Is absolute peace throughout a nation ever truly attainable and sustainable? Can a country ever unite as one entity in the face of extreme opposing views and ideals throughout the land, its people unable to achieve the plurality of a single bilateral, collective human interest legislative mandate?
As the country of Colombia celebrates its Independence Day on 20 July 2016, its people must also reflectively and introspectively ask these crucial questions. Simultaneously on this very day, Colombia is poised to finalize a peace agreement intended to end civil strife and human rights atrocities the country has endured over half a century, causing immeasurable violence, disenchantment, displacement and overall irreversible destruction. The nation is facing critical times that will undoubtedly leave an indelible mark on its history.
Colombia is a democratic republic, gaining self-governance from Spanish rule on 20 July 1810. Over a century later, in 1948, the assassination of Jorge Eliecer Gaitan, a prominent politician during his presidential campaign, stirred the nation and became a catalyst in the decade-long period of violent political unrest between the Conservative party and the Liberal party, that ensued throughout the country, referred to as La Violencia. Gaitan was not only a politician projected to become the next president of Colombia, he was the leader of the Liberal party, and perceived as the vital change and hope for the enduring socioeconomic disparity felt throughout the country.
The violence seen after his murder in the heart of the nation’s capital, Bogotá, was an expression of the frustration and anguish felt by an underrepresented people; thus, an even greater climate of disillusionment and neglect propagated by the government overpowered the nation, particularly in its rural areas. A man by the name of Manuel Marulanda Velez, alias “Tirofijo”(sureshot) became the leader of the community that established in Marquetalia, Tolima, in the Andean region of the country.
In 1964, in an effort to purge the country from what served as refuge for the communist guerillas and liberate the nation from these areas that had become a symbol of defiance and violence, Lieutenant Colonel José Joaquín Matallana led his troops into the region of Marquetalia; their sole purpose at all cost was of annihilating the perpetrators leading the insurgents.
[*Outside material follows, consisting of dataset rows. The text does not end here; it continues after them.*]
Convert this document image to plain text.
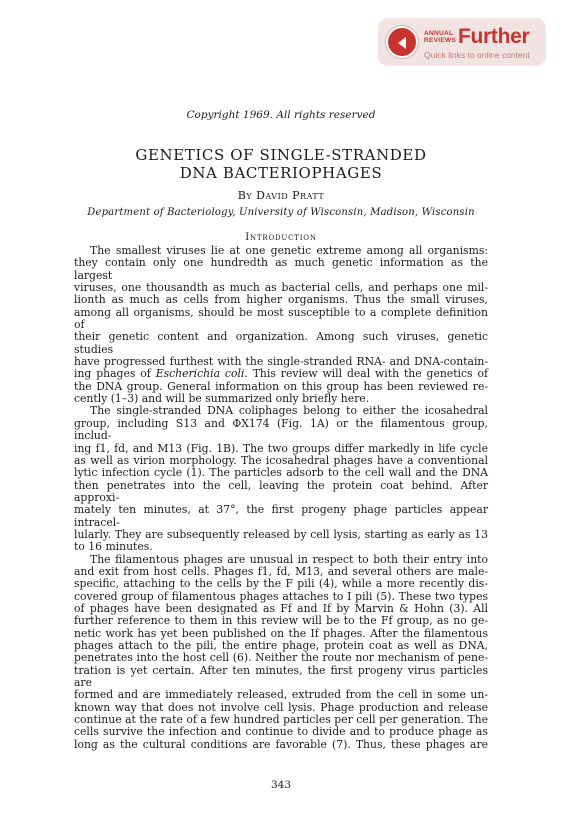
ANNUAL
REVIEWS Further
Quick links to online content
Copyright 1969. All rights reserved
GENETICS OF SINGLE-STRANDED
DNA BACTERIOPHAGES
By David Pratt
Department of Bacteriology, University of Wisconsin, Madison, Wisconsin
Introduction

The smallest viruses lie at one genetic extreme among all organisms:
they contain only one hundredth as much genetic information as the largest
viruses, one thousandth as much as bacterial cells, and perhaps one mil-
lionth as much as cells from higher organisms. Thus the small viruses,
among all organisms, should be most susceptible to a complete definition of
their genetic content and organization. Among such viruses, genetic studies
have progressed furthest with the single-stranded RNA- and DNA-contain-
ing phages of Escherichia coli. This review will deal with the genetics of
the DNA group. General information on this group has been reviewed re-
cently (1–3) and will be summarized only briefly here.

The single-stranded DNA coliphages belong to either the icosahedral
group, including S13 and ΦX174 (Fig. 1A) or the filamentous group, includ-
ing f1, fd, and M13 (Fig. 1B). The two groups differ markedly in life cycle
as well as virion morphology. The icosahedral phages have a conventional
lytic infection cycle (1). The particles adsorb to the cell wall and the DNA
then penetrates into the cell, leaving the protein coat behind. After approxi-
mately ten minutes, at 37°, the first progeny phage particles appear intracel-
lularly. They are subsequently released by cell lysis, starting as early as 13
to 16 minutes.

The filamentous phages are unusual in respect to both their entry into
and exit from host cells. Phages f1, fd, M13, and several others are male-
specific, attaching to the cells by the F pili (4), while a more recently dis-
covered group of filamentous phages attaches to I pili (5). These two types
of phages have been designated as Ff and If by Marvin & Hohn (3). All
further reference to them in this review will be to the Ff group, as no ge-
netic work has yet been published on the If phages. After the filamentous
phages attach to the pili, the entire phage, protein coat as well as DNA,
penetrates into the host cell (6). Neither the route nor mechanism of pene-
tration is yet certain. After ten minutes, the first progeny virus particles are
formed and are immediately released, extruded from the cell in some un-
known way that does not involve cell lysis. Phage production and release
continue at the rate of a few hundred particles per cell per generation. The
cells survive the infection and continue to divide and to produce phage as
long as the cultural conditions are favorable (7). Thus, these phages are

343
The troops led a treacherous journey through the countryside and eventually overtook Marquetalia by air.
The country rejoiced after the battle and what was deemed a victory for the nation, actually led to the formal creation of The Revolutionary Armed Forces of Colombia (FARC), headed by “Tirofijo,” who managed to escape through a trail undetected by aerial observation during the conflict, along with other revolutionaries.
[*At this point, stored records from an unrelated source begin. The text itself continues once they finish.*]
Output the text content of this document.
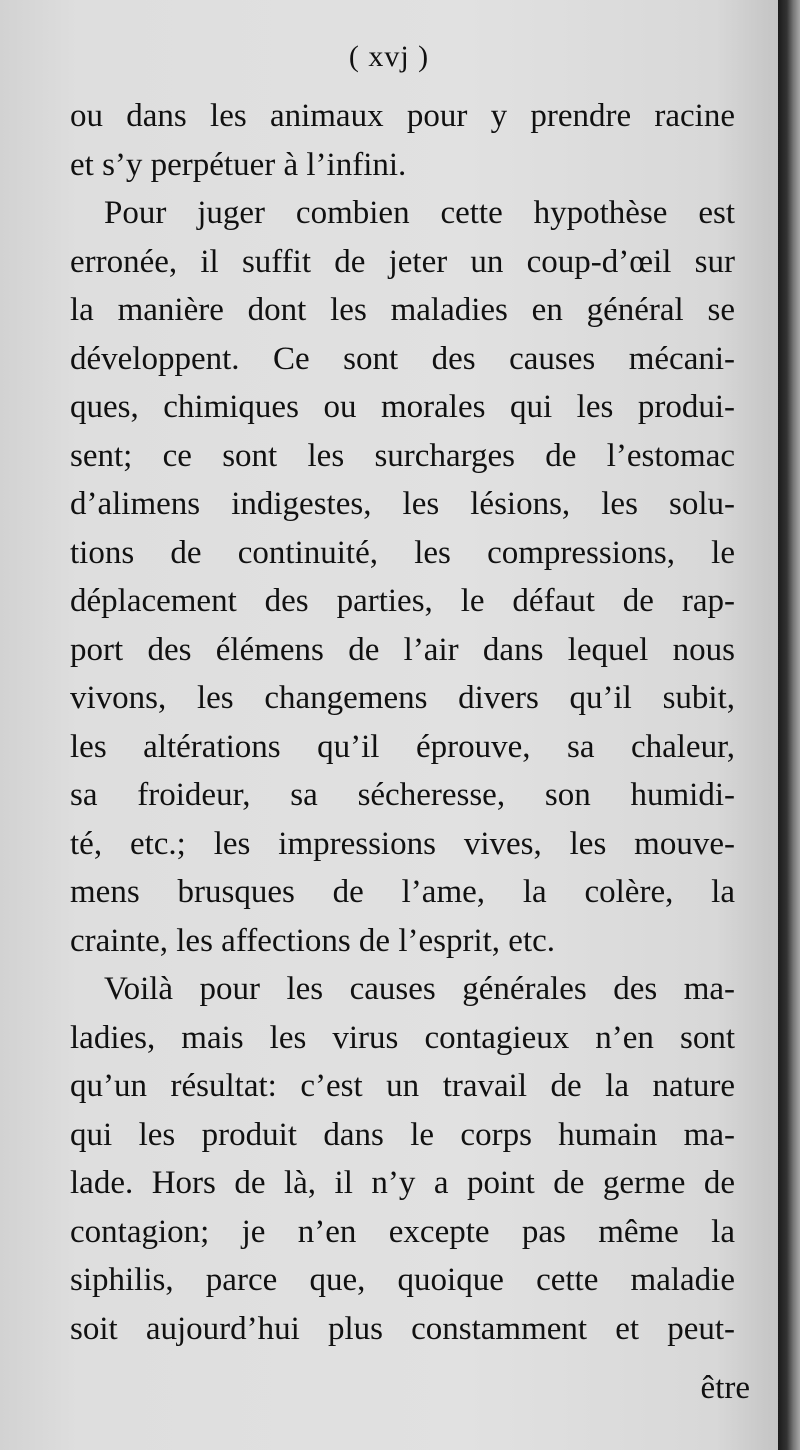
( xvj )
ou dans les animaux pour y prendre racine
et s’y perpétuer à l’infini.
Pour juger combien cette hypothèse est
erronée, il suffit de jeter un coup-d’œil sur
la manière dont les maladies en général se
développent. Ce sont des causes mécani-
ques, chimiques ou morales qui les produi-
sent; ce sont les surcharges de l’estomac
d’alimens indigestes, les lésions, les solu-
tions de continuité, les compressions, le
déplacement des parties, le défaut de rap-
port des élémens de l’air dans lequel nous
vivons, les changemens divers qu’il subit,
les altérations qu’il éprouve, sa chaleur,
sa froideur, sa sécheresse, son humidi-
té, etc.; les impressions vives, les mouve-
mens brusques de l’ame, la colère, la
crainte, les affections de l’esprit, etc.
Voilà pour les causes générales des ma-
ladies, mais les virus contagieux n’en sont
qu’un résultat: c’est un travail de la nature
qui les produit dans le corps humain ma-
lade. Hors de là, il n’y a point de germe de
contagion; je n’en excepte pas même la
siphilis, parce que, quoique cette maladie
soit aujourd’hui plus constamment et peut-
être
What began as a peasant Marxist-Leninist organization formed under an ideology based on the needs of the people and striving to create a climate of equality, has become Colombia’s largest guerrilla group, and since its creation, the FARC has terrorized the country, committing unfathomable crimes, forcing people into the organization, some as young as 9 years of age, and more than 220,000 people have died in the conflict.
Even with a peace treaty on the horizon, the country is still at odds, wondering if it will ever truly find peace, and at the same time torn by the notion of exonerating these militants who have caused such damage and destruction as a whole; the guerrillas, in turn, are faced with the obligation of integrating back into civilian life, surrendering their weapons, and many incorporating a life they have never known, but have only been exposed to war.
The notion of obtaining peace in a divided country also pertains to any established, autonomous region and it appears in recent events, many are continuously divided on major issues, as they face equally significant decisions. Theresa May has taken the role of prime minister in the United Kingdom, succeeding David Cameron, all the while the country is still recuperating from Brexit, and the divisive decision that startled the nation. In the United States, a presidential election awaits trial, amidst a sea of uncertainty and violence, in a country divided by race, politics, and inaction.
This, of course, is an oversimplification of complex underlying thematic issues that have been prevalent for many years, decades, almost centuries. For the sake of practicality, the summary of these issues serves as an effort to portray a correlation between countries that would otherwise seem unrelated, distant in geography, thought and circumstance. It is an attempt to show how nations, even while pertaining to one government under one set of specific, unequivocal rules, can still remain in discordance, and if not addressed timely and properly, can ultimately lead to self-destruction and indeterminable animosity.
Having been born and raised in Colombia, many of these concepts of war and struggle are as foreign to me as they may seem to someone with no knowledge of the country. My Colombia was one of tranquility, natural beauty, and exceptional education. The Colombia I know is characterized by acceptance and diversity. A place where there are as many beaches as there are mountains and skyscrapers, where the magnificent flora and fauna might be overlooked, as its abundance and beauty becomes commonplace.
Ultimately, just as I, along with countless others, were not directly affected by the struggles of the country, does not lessen the gravity of the situation or undermine the lives of the thousands that died prematurely because of it. Every nation has its deep-seated issues that cannot be whisked away, but rather addressed, head-on to attempt to alleviate the growing anger and disagreement arising from differences in class, race, social status, education, and gender. At what point do we realize that if one group suffers, we all suffer, being all one human race, and gain the courage to ask the ultimate question: can we all live in peace?